The manuscript should be thoroughly edited for grammar. It seems that the manuscript was written in parts, where some sections are with correct English, while other sections were difficult to read. Overall poorly edited manuscript including several typographical errors in scientific writing as well. For example, line 10 “regulating home homeostasis” bone homeostasis.

Author Response

To interrogate the role of claudin11 expression in osteoblasts in regulating bone homeostasis, the authors generated transgenic mice that express claudin11 under the control of rat 2.3 kb collagen 1α1 promoter. The manuscript by Xing et al claims that claudin11 promotes osteogenesis at the expense of adipogenesis in mice. However, the manuscript could be improved after major revision if the following comments and questions are addressed.

1. Why chose rat 2.3 kb collagen 1α1 promoter not mice?

 

Response: While the 2.3 mouse Col1 promoter is active in osteoblasts in all bones and in odontoblasts in teeth of both embryos and postnatal mice and the promoter is also a useful tool to study the function of transgene in vivo [18], we chose the 2.3 kb rat col1 promoter to direct transgene expression instead of a 2.3 kb mouse collagen 1α1 promoter for two reasons. First, the 2.3 kb rat Col1 promoter has been characterized extensively and used for both transgenic overexpression and conditional KO of genes of interest specifically in mature osteoblasts in mice [19, 20]. Second, while the regulatory elements of the 2.3 kb promoters are well conserved among mammalian species, the minor sequence differences between rats and mice facilitated generation of rat specific primers to genotype the transgenic mice [21, 22]. We have now added these sentences in the revised discussion.

 

2. The expression of claudin11 should be detected in different tissues and organs through both qPCR and Western Blot analysis.

 

Response:  Unfortunately, we did not save different organs for the analyses, and it will take considerable amount of time to generate more mice for these analyses. However, we analyzed cldn11 gene expression by real time RT-PCR in primary osteoblasts and osteoclast precursors from the mouse spleen. The data are presented in Figure 1E, showing an 5.7-fold increase in expression of cldn11 in osteoblasts derived from mice that have been bred for more than generations to obtain the transgenic line with a pure genetic in C57BL/6 background with stable expression. The expression of Cldn11 is reduced in osteoblasts as compared to bones derived from the F1 Tg mice had multiple integration sites of chromosomes in Figure 1C, D. We have addressed this issue in the revised manuscript.

3. Representative calcein double-labeling images showing bone formation capacity should be added.

Response: We thank the reviewer for this comment.  Unfortunately, we did not administer fluorescent labels to monitor bone formation in mice.  We, however, performed static histomorphometry and the data were presented in Figure 4. 

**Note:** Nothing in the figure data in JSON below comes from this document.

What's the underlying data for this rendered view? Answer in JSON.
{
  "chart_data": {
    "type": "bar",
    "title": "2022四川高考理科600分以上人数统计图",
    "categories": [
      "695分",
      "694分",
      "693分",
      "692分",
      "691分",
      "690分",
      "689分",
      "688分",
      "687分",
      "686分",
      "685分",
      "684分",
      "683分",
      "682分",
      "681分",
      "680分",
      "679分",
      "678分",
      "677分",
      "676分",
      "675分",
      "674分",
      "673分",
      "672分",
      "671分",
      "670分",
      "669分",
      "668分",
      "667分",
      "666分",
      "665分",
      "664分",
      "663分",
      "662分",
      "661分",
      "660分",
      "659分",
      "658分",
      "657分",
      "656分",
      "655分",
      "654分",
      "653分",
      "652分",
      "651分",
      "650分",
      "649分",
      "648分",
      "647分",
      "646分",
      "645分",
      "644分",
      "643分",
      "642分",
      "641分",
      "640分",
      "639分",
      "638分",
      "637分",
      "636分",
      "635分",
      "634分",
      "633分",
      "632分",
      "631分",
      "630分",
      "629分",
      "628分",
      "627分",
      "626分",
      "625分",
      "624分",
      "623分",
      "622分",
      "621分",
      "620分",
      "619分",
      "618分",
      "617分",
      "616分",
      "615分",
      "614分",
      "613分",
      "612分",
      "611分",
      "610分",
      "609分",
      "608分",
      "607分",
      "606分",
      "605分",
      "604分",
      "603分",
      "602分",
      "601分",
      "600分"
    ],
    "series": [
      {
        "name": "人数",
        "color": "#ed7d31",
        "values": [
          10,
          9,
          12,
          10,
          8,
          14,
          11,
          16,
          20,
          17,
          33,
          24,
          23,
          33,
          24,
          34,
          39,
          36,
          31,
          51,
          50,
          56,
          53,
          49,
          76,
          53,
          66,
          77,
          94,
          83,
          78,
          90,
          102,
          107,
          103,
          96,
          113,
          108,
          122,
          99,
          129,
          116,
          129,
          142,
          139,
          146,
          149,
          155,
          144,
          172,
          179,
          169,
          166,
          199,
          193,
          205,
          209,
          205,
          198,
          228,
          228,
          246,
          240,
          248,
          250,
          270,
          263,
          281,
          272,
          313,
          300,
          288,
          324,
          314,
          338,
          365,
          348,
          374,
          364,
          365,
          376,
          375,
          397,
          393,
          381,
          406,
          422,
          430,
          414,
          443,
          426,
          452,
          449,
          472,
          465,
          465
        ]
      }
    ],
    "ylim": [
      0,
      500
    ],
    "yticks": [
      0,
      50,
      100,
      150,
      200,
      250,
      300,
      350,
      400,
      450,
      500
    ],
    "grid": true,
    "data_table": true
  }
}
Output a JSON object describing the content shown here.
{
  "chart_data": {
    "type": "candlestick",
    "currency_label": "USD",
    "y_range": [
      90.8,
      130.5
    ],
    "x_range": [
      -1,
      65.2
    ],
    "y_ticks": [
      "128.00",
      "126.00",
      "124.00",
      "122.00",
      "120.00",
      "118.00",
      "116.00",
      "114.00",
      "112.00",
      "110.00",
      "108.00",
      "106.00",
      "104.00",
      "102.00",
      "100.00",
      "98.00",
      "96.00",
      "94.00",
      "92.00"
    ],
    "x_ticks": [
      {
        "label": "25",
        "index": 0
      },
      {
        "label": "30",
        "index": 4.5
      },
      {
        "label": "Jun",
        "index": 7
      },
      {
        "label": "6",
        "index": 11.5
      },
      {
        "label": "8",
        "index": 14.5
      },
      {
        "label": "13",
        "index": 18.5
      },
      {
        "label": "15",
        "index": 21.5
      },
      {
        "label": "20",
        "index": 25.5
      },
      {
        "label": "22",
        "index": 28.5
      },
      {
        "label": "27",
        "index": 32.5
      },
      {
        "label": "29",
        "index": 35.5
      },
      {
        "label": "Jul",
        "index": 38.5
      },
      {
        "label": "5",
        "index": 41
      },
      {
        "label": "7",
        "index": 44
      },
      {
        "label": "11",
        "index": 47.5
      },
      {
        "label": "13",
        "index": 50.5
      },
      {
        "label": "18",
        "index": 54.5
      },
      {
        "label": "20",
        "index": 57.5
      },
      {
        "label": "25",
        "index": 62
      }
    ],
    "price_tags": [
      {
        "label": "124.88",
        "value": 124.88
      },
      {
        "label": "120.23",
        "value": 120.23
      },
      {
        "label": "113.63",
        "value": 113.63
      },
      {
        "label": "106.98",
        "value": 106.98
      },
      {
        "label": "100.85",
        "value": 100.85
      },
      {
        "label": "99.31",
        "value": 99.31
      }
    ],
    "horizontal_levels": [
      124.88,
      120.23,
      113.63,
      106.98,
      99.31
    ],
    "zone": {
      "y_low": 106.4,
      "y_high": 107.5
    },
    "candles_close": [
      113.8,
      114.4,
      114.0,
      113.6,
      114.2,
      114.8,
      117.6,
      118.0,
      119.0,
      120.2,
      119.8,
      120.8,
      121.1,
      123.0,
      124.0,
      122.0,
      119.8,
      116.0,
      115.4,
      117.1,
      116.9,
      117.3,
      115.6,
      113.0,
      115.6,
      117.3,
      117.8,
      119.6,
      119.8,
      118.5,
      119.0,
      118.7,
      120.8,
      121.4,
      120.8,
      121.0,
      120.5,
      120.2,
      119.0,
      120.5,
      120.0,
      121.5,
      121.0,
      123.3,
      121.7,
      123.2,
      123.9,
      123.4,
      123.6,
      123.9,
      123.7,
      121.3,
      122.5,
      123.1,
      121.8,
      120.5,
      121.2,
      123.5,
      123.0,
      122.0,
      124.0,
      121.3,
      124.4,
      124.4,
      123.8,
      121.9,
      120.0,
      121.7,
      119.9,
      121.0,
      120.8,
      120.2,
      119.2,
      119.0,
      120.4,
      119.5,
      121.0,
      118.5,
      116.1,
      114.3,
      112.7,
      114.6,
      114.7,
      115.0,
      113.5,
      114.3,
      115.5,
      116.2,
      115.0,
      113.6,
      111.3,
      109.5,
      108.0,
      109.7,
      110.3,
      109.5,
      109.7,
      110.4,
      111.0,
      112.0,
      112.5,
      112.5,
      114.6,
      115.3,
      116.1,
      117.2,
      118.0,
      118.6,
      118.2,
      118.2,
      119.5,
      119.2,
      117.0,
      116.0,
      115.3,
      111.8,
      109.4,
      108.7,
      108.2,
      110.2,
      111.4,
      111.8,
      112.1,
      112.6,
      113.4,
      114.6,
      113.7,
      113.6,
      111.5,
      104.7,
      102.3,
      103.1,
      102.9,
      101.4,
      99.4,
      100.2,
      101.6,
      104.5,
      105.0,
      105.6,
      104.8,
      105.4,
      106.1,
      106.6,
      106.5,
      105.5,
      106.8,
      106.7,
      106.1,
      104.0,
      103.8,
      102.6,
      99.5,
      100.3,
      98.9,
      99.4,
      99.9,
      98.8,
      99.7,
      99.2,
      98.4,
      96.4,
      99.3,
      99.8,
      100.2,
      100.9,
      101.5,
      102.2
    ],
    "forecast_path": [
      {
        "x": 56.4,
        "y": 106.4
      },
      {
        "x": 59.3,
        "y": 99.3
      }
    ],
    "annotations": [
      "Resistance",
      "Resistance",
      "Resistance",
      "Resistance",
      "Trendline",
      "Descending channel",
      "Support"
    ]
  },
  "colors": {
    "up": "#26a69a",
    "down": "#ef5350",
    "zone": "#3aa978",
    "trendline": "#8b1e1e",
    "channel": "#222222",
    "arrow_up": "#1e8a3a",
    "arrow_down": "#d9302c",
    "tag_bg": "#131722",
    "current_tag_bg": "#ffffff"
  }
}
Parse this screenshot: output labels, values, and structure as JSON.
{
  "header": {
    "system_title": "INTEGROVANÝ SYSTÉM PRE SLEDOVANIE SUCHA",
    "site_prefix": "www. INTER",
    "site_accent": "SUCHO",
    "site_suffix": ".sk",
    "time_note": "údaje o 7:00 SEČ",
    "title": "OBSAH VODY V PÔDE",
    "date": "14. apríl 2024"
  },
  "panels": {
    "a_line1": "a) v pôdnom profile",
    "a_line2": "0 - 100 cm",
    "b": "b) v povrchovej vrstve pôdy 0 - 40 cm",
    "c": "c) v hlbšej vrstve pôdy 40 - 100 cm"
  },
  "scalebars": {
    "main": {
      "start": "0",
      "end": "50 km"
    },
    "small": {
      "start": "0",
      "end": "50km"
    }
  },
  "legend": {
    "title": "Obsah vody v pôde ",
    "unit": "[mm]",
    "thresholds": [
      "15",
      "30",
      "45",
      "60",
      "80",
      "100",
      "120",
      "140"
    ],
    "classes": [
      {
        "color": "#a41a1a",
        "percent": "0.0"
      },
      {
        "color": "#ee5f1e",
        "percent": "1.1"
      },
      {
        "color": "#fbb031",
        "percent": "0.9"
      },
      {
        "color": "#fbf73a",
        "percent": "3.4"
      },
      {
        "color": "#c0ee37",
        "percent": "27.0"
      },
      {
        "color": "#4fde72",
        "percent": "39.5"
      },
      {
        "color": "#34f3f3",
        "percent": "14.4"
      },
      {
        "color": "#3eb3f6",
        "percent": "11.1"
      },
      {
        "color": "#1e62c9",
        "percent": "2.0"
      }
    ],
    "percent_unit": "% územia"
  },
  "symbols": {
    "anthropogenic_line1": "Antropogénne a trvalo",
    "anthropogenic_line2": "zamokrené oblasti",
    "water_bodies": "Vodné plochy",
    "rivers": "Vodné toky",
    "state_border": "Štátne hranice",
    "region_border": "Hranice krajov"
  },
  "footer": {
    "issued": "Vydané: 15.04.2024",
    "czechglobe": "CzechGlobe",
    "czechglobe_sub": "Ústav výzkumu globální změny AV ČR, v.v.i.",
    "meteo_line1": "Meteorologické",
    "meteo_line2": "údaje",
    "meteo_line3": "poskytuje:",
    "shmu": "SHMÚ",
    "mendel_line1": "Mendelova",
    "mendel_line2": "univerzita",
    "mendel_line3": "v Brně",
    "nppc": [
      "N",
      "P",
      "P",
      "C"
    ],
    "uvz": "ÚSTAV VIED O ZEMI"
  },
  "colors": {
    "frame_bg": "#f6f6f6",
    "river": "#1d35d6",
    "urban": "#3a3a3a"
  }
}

3. The results of the primary osteoblast isolated from WT and TG mice should be added.

 

Response:  This data is now added in Figure 1E in the revised manuscript.

Round 2

Reviewer 1 Report

Comments and Suggestions for Authors

A few issues below to be addressed:

1.  Method for preparation of spleen pre-osteoclast should be added.

2.  Table 1: 3’ for the primers should be added.

3.  Line 143: “The disgusted cells …..”.

Comments on the Quality of English Language

No comment.

Author Response

Method for preparation of spleen pre-osteoclast should be added.

Response: We apologize for not providing the detail osteoclast precursor culture.  I have now added the method of osteoclast precursors culture in the revised manuscript (see lines 146-157). 

Table 1: 3’ for the primers should be added.

Response: We thank the reviewer. We have now added 3' in the revised table 1.

Line 143: “The disgusted cells …..”.

Response: We apologize for the typo. We have now corrected the typo and replaced with "The digested osteoblasts...."

Reviewer 2 Report

Comments and Suggestions for Authors

Accept in present form

Comments on the Quality of English Language

Accept in present form

Author Response

We thank the reviewer for positive remarks.